For each search result above, go to the Visualization tab and modify the settings:

  • Select Single Valuefrom the Select visualization options for Deletes, Distinct SMB, and UNIX users, Successful and failed access event.
  • Select Pie Chart for Top 10 SMB and UNIX users generating events.
  • Select Bar Chart for Users Performing Bulk Deletes >50 and
  • Select Line Chart for Audit events timeline for success and failure.
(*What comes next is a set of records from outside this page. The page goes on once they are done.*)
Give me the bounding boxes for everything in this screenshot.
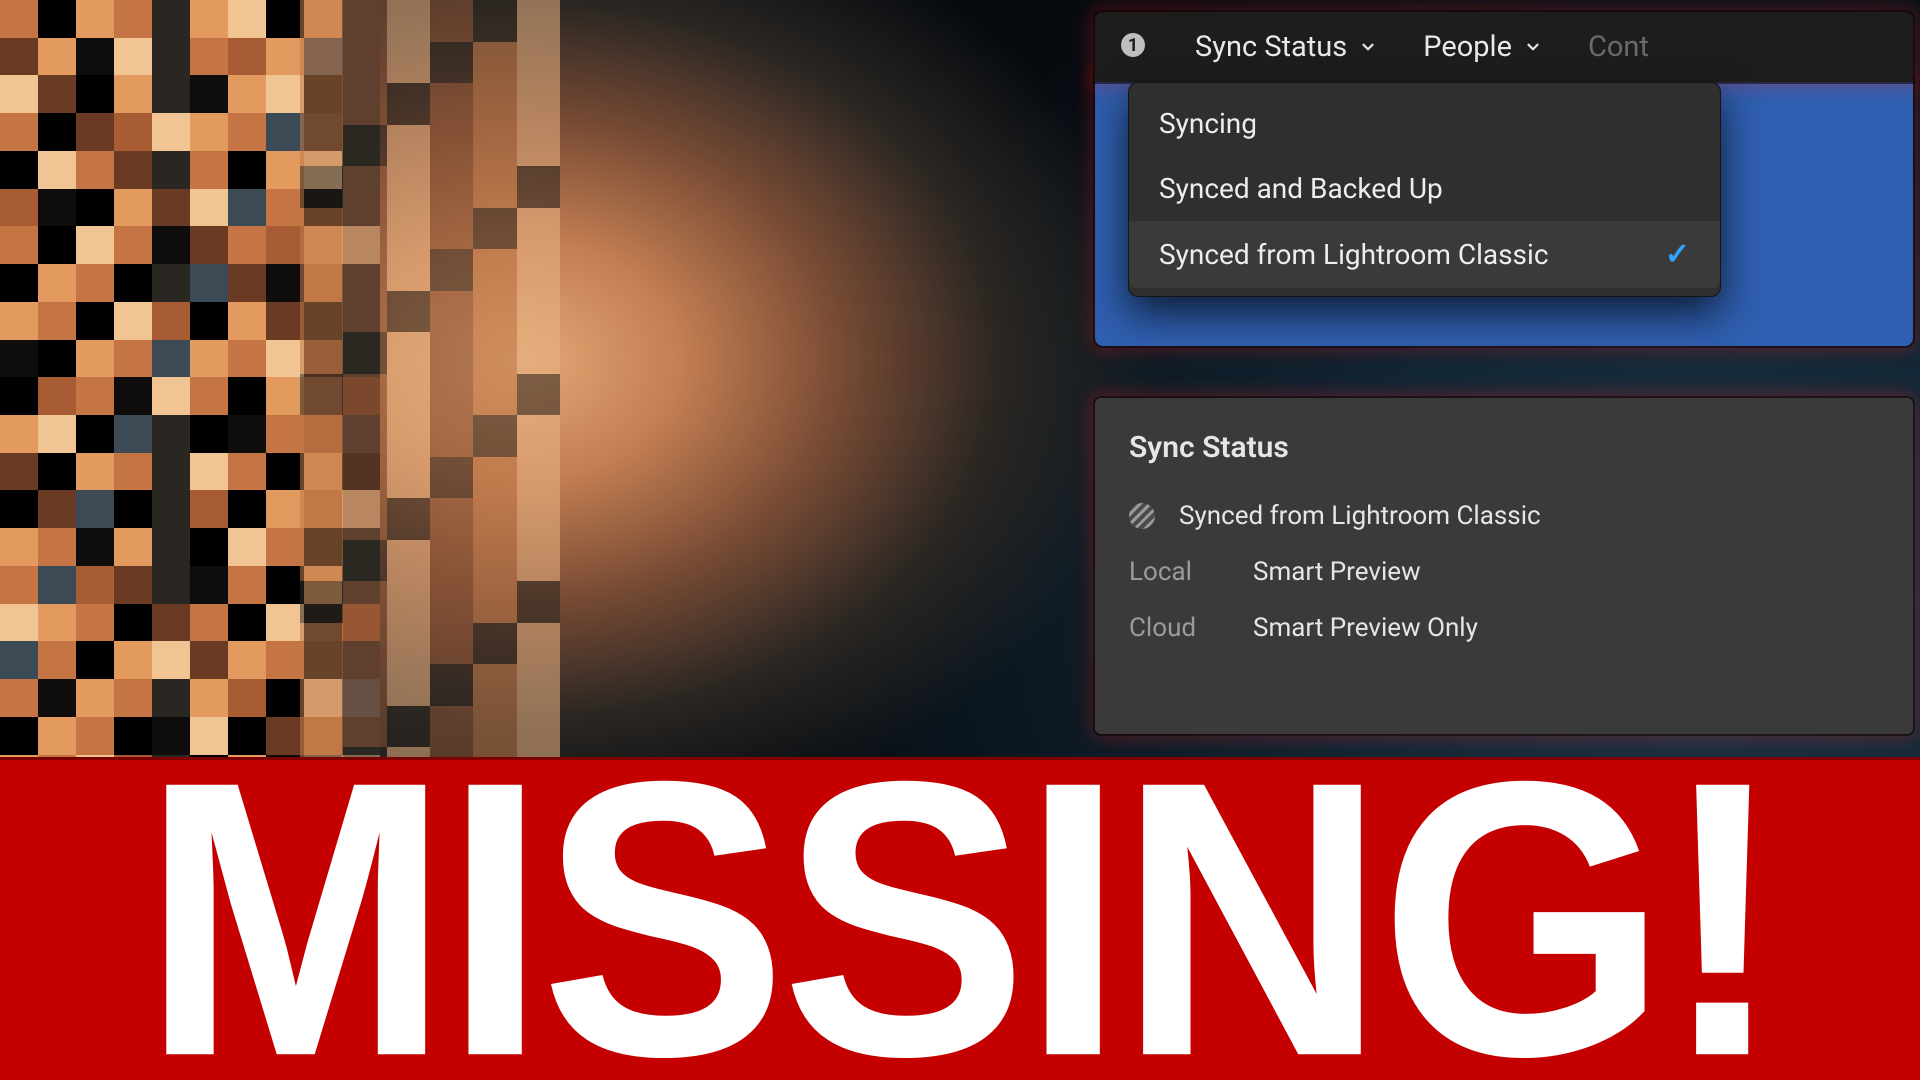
dropdown-item-syncing[interactable]: Syncing bbox=[1129, 91, 1720, 156]
filter-bar: 1 Sync Status People Cont bbox=[1095, 12, 1913, 82]
sync-status-filter-label: Sync Status bbox=[1195, 30, 1347, 64]
local-label: Local bbox=[1129, 557, 1229, 587]
people-filter-button[interactable]: People bbox=[1423, 30, 1542, 64]
sync-status-value: Synced from Lightroom Classic bbox=[1179, 501, 1541, 531]
truncated-filter-label: Cont bbox=[1588, 30, 1649, 64]
dropdown-item-label: Synced from Lightroom Classic bbox=[1159, 238, 1548, 271]
chevron-down-icon bbox=[1359, 38, 1377, 56]
info-panel-title: Sync Status bbox=[1129, 430, 1879, 465]
people-filter-label: People bbox=[1423, 30, 1512, 64]
sync-status-filter-button[interactable]: Sync Status bbox=[1195, 30, 1377, 64]
chevron-down-icon bbox=[1524, 38, 1542, 56]
sync-status-dropdown: Syncing Synced and Backed Up Synced from… bbox=[1128, 82, 1721, 297]
filter-count-badge: 1 bbox=[1121, 33, 1145, 57]
dropdown-item-label: Syncing bbox=[1159, 107, 1257, 140]
missing-banner: MISSING! bbox=[0, 760, 1920, 1080]
dropdown-item-label: Synced and Backed Up bbox=[1159, 172, 1443, 205]
cloud-value: Smart Preview Only bbox=[1253, 613, 1478, 643]
sync-status-info-panel: Sync Status Synced from Lightroom Classi… bbox=[1095, 398, 1913, 734]
cloud-label: Cloud bbox=[1129, 613, 1229, 643]
missing-banner-text: MISSING! bbox=[142, 724, 1779, 1080]
local-value: Smart Preview bbox=[1253, 557, 1421, 587]
truncated-filter-button[interactable]: Cont bbox=[1588, 30, 1649, 64]
dropdown-item-synced-backed-up[interactable]: Synced and Backed Up bbox=[1129, 156, 1720, 221]
hatched-circle-icon bbox=[1129, 503, 1155, 529]
dropdown-item-synced-lr-classic[interactable]: Synced from Lightroom Classic ✓ bbox=[1129, 221, 1720, 288]
check-icon: ✓ bbox=[1665, 237, 1690, 272]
Splunk query visualization

Figure 8: Splunk query visualization

For each search result, add the modified visualization to a dashboard:

  1. Go to the Save As dropdown menu, select New Dashboard, enter a Dashboard Title and a Panel Title for the search result, and choose Save to Dashboard.
  2. After creating the dashboard for the first search result, add subsequent visualizations to the same dashboard. Select Save As, then Existing Dashboard, then choose your existing dashboard name and enter a Panel Title, and choose Save to Dashboard.

Creating a dashboard

Figure 9: Creating a dashboard

Access the dashboard by going to Dashboards and selecting the dashboard created from the list. Edit the dashboard with the Edit button, and move and resize the charts to your desired layout. Here’s a sample dashboard displaying the access activities:

Sample dashboard for file access events monitoring

Figure 10: Sample dashboard for file access events monitoring

Conclusion

In this blog post, I demonstrated capturing FSx for ONTAP file system audit events. I also demonstrated capturing when SMB and NFS files and folders are accessed, and how to visualize the events in a dashboard with Splunk.

This solution can help you meet compliance and regulatory standards by logging administrative user events when storing sensitive file data, whether financial, personal, or medical, on AWS.

Splunk is an AWS Competency Partner. Their software and cloud services enable customers to search, monitor, analyze, and visualize machine-generated big data from websites, applications, servers, networks, IoT, and mobile devices.